Now, the problem is this: since the function $g(z)$ is equal to the series $$\sum\limits_{n=0}^{\infty}{a_{n}(z-z_{0})^{n}}$$ which is convergent in disk D so g(z) is analytic in D. Also h(z) is equal to the series $$\sum\limits_{n=1}^{\infty}{{{b_{n}}\over{(z-z_{0})^{n}}}}$$ which converges in the exterior $E$ of the circle with center $z_{0}$ and radius equal to the maximum distance from $z_{0}$ to the singularities of $f(z)$ inside $c_{2}$. so h(z) is analytic in E. from this discussion, we conclude that the singularities of f(z) outside $c_{1}$ must be caused by g(z) and singularities of f(z) inside $c_{2}$ must be caused by h(z) as the book said before. the book says: $g(z)$ must be singular at all points outside $c_{1}$ where $f(z)$ is singular. but we defined g(z) inside $c_{1}$ and we did not define it outside $c_{1}$ in other words the series which defines g(z) is convergent only inside D so how it can be defined outside $c_{1}$? in the same way h(z) is defined in the exterior E so how the book says:$h(z)$ must be singular inside $c_{2}$ where $f(z)$ is singular? [the textbook is ''Advanced Engineering Mathematics by Erwin Kreyszig'' 10th edition pages 709-712]
You can maybe think about it like this:
We use Taylor series and Laurent series to "approximate" functions, (if we use the whole series than it is not an approximation of course).
And $g(z)$ is the Taylor series that converges from the point from where we develop the "approximation" to the first singularity. On that distance from the starting point the "approximation" brakes apart.
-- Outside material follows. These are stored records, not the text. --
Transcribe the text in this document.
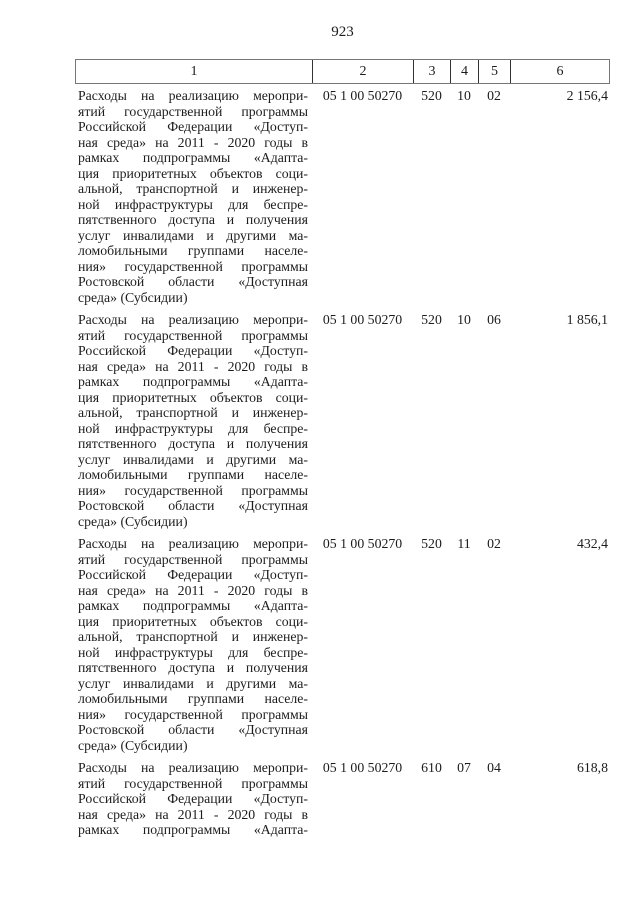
923
1	2	3	4	5	6
Расходы на реализацию меропри-
ятий государственной программы
Российской Федерации «Доступ-
ная среда» на 2011 - 2020 годы в
рамках подпрограммы «Адапта-
ция приоритетных объектов соци-
альной, транспортной и инженер-
ной инфраструктуры для беспре-
пятственного доступа и получения
услуг инвалидами и другими ма-
ломобильными группами населе-
ния» государственной программы
Ростовской области «Доступная
среда» (Субсидии)
05 1 00 50270	520	10	02	2 156,4
Расходы на реализацию меропри-
ятий государственной программы
Российской Федерации «Доступ-
ная среда» на 2011 - 2020 годы в
рамках подпрограммы «Адапта-
ция приоритетных объектов соци-
альной, транспортной и инженер-
ной инфраструктуры для беспре-
пятственного доступа и получения
услуг инвалидами и другими ма-
ломобильными группами населе-
ния» государственной программы
Ростовской области «Доступная
среда» (Субсидии)
05 1 00 50270	520	10	06	1 856,1
Расходы на реализацию меропри-
ятий государственной программы
Российской Федерации «Доступ-
ная среда» на 2011 - 2020 годы в
рамках подпрограммы «Адапта-
ция приоритетных объектов соци-
альной, транспортной и инженер-
ной инфраструктуры для беспре-
пятственного доступа и получения
услуг инвалидами и другими ма-
ломобильными группами населе-
ния» государственной программы
Ростовской области «Доступная
среда» (Субсидии)
05 1 00 50270	520	11	02	432,4
Расходы на реализацию меропри-
ятий государственной программы
Российской Федерации «Доступ-
ная среда» на 2011 - 2020 годы в
рамках подпрограммы «Адапта-
05 1 00 50270	610	07	04	618,8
And on that circle it diverges.
After that point of singularity you use $h(z)$ which is the Laurent series and is converges from that point "forward".
So Taylor series converges from the "starting point" up to the first singularity, and Laurent series converges from the singularity and forward.
So the red is the Taylor series approximation and green is the Laurent series approximation.
(Once again if we use the whole series than it is not an approximation but an equality).
I don't know if this will help, but maybe you can visualise it like this.